Sampling errors might also have affected present results. That is, in the recordings of taste responses in both NTS and PbN, most water responses were observed only incidentally. That is, water responses were only noted “after the fact”, when analyses of responses to other tastants were analyzed. It is therefore possible that we missed some cells that might have been responsive to water. Even so, our evidence, and those of others who have described water responses, clearly suggests that the neural representation of water in the chemosensory pathway is weaker than that of other taste qualities.

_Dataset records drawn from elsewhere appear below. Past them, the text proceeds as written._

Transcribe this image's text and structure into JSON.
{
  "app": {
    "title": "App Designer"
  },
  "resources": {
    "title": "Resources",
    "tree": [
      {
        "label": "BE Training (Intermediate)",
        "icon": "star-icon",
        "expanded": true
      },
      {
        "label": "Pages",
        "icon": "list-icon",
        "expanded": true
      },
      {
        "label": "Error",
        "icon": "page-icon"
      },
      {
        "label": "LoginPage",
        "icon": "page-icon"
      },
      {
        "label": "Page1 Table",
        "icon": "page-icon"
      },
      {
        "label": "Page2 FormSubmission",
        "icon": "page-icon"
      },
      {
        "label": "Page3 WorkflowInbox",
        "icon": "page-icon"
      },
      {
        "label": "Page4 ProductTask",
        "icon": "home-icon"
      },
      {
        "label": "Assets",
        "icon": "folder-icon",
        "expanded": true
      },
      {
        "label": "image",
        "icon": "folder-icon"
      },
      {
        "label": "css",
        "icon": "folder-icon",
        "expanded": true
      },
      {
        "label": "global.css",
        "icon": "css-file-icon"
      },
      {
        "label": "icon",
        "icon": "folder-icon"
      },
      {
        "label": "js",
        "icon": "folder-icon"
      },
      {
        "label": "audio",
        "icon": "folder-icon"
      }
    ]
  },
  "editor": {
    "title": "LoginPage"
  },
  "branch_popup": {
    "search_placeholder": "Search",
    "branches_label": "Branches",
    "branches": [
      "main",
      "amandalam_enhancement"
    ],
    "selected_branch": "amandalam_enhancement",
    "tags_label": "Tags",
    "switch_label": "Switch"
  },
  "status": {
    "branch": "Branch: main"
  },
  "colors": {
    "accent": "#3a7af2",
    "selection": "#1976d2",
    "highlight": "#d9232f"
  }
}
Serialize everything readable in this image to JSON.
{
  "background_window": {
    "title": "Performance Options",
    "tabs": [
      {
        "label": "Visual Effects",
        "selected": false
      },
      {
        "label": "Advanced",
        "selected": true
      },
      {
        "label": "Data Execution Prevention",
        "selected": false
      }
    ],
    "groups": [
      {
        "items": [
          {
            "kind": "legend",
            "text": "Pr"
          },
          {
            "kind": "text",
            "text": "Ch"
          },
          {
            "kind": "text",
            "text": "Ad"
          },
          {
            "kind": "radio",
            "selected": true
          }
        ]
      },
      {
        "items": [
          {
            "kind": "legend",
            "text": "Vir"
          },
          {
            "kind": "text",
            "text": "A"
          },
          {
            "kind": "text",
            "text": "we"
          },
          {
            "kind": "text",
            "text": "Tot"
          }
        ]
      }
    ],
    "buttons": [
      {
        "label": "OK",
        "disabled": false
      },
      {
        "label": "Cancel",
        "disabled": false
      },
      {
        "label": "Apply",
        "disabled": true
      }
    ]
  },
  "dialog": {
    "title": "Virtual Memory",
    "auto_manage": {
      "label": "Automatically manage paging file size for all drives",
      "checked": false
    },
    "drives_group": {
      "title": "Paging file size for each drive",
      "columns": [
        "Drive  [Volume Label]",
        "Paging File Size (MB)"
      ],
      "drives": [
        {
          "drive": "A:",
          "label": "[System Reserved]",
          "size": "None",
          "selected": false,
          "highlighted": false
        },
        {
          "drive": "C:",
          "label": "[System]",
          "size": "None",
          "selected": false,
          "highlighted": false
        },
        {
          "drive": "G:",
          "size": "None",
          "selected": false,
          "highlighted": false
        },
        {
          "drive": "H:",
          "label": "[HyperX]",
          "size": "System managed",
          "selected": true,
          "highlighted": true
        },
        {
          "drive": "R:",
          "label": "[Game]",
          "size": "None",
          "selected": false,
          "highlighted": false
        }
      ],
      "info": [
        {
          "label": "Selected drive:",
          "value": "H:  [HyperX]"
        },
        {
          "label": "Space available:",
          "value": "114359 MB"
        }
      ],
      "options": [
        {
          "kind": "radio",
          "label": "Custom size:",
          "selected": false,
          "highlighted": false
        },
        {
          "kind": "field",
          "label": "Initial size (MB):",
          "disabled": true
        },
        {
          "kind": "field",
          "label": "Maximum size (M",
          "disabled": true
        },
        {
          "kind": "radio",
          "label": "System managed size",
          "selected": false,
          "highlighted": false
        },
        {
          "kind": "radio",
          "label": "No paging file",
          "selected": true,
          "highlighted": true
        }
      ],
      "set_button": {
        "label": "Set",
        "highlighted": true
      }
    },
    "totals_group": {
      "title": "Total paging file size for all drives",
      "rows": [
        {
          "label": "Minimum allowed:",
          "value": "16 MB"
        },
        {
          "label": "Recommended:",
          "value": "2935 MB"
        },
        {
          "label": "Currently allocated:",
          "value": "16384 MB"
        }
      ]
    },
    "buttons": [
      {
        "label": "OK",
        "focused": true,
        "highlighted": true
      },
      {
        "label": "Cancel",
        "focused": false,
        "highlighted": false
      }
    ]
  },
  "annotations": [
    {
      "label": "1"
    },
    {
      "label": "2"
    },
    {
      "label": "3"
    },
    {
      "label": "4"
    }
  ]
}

On the other hand, the consistent presence of water responses in almost every electrophysiological study of taste, including the present one, implies that sensibility to water is clearly present and may serve an important purpose.

In conclusion, we have described responsivity to water in two brainstem nuclei, the NTS and PbN, in the anesthetized rat. A novel finding of the current study is the observation of water best neurons and water specialist cells in both NTS and PbN. Importantly, these data underscore the literature showing that water is processed by cells in gustatory nuclei. This implies that water evokes a gustatory sensation that is supported by an independent neural representation, different from that of other taste qualities.

Conflict of Interest Statement

The authors declare that the research was conducted in the absence of any commercial or financial relationships that could be construed as a potential conflict of interest.